Carlos Ghosn, the Brazilian millionaire who was head of Nissan and Renault, told in an interview the details of his escape from Japanese justice, which occurred in December 2019, and revealed the help network he had to travel to Lebanon. Ghosn had been arrested in November 2018, accused of embezzlement of funds from Nissan and of having received a salary greater than that notified to the company, accusations that he denies.
At the time of the arrest, Nissan and Renault had an alliance with Mitsubishi that had him as boss. The CEO had become a celebrity in the business world because of the cuts he made at Nissan, which allowed the automaker to survive.
The 67-year-old businessman has a Lebanese passport, for which he cannot be extradited. From Beirut, a year and a half after his surprising escape, he explained the details of the escape, which involved being hidden inside a double bass case. “The 30 minutes that I was inside the box on the plane, waiting for take off, were probably the longest wait I have ever experienced in my life,” he said about it in his dialogue with the BBC.
Ghosn defined “as if you were run over by a bus or something really traumatic happened to you” the feeling he had when he was arrested at the Tokyo airport in November 2018. “Suddenly I had to learn to live without a watch, without a computer, without a telephone, no news, no pen, nothing, “he said about what he had to live in the next thirteen months. He had just received the benefit of bail and was awaiting trial when he escaped. He preferred to flee rather than face a possible 15-year prison sentence.
The moment he decided to escape was when he was told that he would not be able to have contact with his wife. “The plan was that I couldn’t show my face, so I had to be hiding somewhere,” he said. “And the only way I could hide was to stay in a box or in a suitcase so that no one could see me, no one could recognize me and that way the plan could work.” From there to the double bass case there was a step. “It was the most logical, particularly since at this time there were many concerts in Japan.”
The point was to get from his house to the airport. It was all based on behaving as normal as possible. “It should be a normal day where I take a regular walk with normal clothes, normal attitude and suddenly, everything changes,” he said.
For that, he had to change his wardrobe: no longer circulate in suits but in jeans and sports shoes. “You can imagine that I had to go to places where I had never been, buy clothes that I had never bought,” he said about it. “All this to have the maximum chance of success without attracting attention at all.”
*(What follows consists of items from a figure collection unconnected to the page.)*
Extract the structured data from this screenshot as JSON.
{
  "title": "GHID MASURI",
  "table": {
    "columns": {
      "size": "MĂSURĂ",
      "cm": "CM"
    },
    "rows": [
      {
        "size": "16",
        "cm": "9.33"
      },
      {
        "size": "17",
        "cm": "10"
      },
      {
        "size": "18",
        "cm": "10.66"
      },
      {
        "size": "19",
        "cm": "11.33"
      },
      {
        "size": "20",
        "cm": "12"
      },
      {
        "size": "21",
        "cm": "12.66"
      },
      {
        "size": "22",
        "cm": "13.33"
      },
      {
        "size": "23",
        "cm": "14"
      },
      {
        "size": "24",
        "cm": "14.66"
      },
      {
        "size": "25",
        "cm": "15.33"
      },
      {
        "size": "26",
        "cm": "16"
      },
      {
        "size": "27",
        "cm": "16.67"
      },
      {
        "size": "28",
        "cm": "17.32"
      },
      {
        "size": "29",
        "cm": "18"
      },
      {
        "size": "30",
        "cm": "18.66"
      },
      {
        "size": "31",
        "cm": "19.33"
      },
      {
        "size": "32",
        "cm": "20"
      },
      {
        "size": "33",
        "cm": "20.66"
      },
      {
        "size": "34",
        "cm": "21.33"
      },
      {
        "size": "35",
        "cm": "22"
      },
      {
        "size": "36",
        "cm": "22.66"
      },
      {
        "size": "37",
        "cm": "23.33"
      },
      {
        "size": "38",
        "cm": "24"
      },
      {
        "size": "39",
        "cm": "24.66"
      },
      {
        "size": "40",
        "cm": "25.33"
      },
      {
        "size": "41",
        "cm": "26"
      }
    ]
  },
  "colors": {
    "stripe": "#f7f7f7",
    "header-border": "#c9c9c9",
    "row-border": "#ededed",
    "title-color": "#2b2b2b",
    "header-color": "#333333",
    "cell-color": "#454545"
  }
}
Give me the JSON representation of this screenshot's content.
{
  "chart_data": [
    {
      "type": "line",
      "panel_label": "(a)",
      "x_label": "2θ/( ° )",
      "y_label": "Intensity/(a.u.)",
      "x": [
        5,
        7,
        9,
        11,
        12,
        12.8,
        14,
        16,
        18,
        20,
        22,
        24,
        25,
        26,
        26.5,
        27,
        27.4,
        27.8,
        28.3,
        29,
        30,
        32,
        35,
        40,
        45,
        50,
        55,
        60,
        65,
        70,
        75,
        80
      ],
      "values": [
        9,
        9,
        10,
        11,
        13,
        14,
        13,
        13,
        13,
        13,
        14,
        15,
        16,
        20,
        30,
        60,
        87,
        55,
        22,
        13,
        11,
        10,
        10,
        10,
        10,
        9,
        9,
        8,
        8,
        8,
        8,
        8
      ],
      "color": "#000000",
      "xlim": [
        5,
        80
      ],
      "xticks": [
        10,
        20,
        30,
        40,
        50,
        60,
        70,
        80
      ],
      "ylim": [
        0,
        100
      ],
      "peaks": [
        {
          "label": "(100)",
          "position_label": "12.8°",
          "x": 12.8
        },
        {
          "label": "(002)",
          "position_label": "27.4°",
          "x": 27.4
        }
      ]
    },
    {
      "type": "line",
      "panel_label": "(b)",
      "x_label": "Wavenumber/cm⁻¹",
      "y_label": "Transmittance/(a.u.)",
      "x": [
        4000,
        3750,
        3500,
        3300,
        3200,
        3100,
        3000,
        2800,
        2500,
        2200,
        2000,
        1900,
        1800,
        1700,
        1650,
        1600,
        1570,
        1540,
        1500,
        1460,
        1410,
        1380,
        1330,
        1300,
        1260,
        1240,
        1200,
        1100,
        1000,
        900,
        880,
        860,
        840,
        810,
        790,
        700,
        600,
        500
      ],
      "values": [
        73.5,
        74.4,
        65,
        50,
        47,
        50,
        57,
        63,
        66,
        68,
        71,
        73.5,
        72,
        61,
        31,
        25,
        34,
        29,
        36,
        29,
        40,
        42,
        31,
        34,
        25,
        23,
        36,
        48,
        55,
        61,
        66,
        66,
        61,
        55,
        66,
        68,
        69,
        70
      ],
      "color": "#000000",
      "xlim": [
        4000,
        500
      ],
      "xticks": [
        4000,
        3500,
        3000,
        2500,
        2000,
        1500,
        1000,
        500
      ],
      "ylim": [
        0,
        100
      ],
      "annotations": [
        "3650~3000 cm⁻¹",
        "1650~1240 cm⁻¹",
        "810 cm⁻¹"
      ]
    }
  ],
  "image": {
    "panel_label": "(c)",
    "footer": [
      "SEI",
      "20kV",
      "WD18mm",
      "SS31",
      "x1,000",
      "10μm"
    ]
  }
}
The businessman traveled by bullet train to the city of Osaka. There, a private jet was waiting for him to depart. Before, in a hotel, he got into the case “When you enter the box, you don’t think about the past, you don’t think about the future, you only think about the moment,” he said. “You are not afraid, you have no emotion except the enormous concentration on ‘this is your chance, you can’t miss it. If you lose it, you will pay for it with your life, with the life of a hostage in Japan, ‘”he added.
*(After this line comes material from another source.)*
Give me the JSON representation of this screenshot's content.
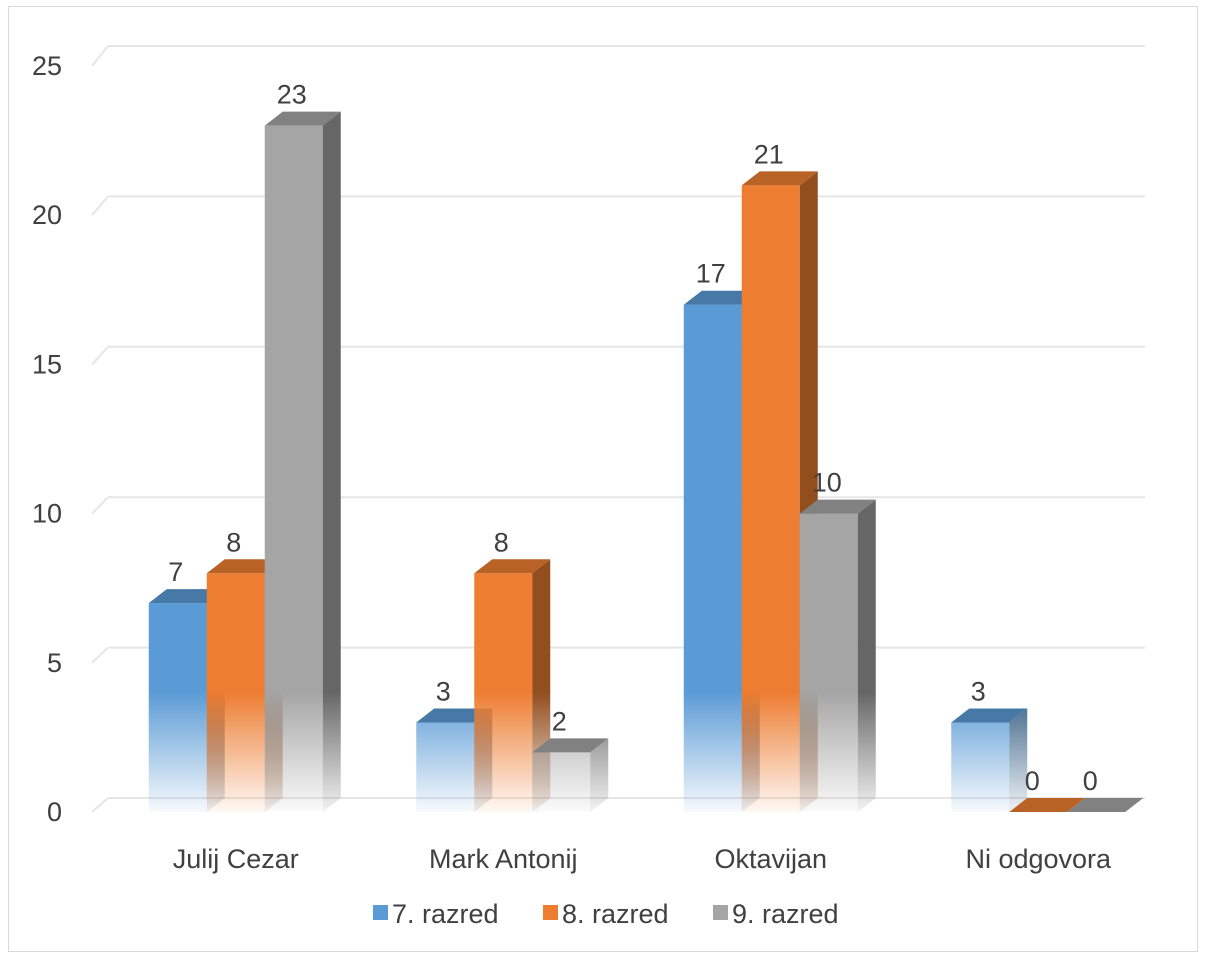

There, the Americans Michael Taylor and his son Peter entered the scene, posing as musicians. They took it from the hotel to the airport in the case. The Brazilian estimates that an hour and a half spent inside the case. “The 30 minutes that I was in the box on the plane, waiting for takeoff, was probably the longest wait I have ever experienced in my life,” he described that moment.
The plane made a stopover in Turkey. The next day he arrived in Lebanon, where the non-validity of the extradition agreement with Japan allows him to live there with peace of mind. The Taylors weren’t so lucky. After being identified, the United States handed them over to Japan, and they now face three years in prison for their help in the escape.
Another who can go to jail is Grg Kelly, Ghosn’s collaborator at Nissan. He is accused of having helped the Brazilian to alter the company’s accounts and is under house arrest in Tokyo, where he denies the charges. “I’ve been told that the end of (Greg Kelly’s) trial will probably be later this year. And then God knows what the results of this trial will be for, as I said, a false reason, “Ghosn said about it. “I feel sorry for all the people who are victims of the hostage justice system in Japan, all of them,” he added.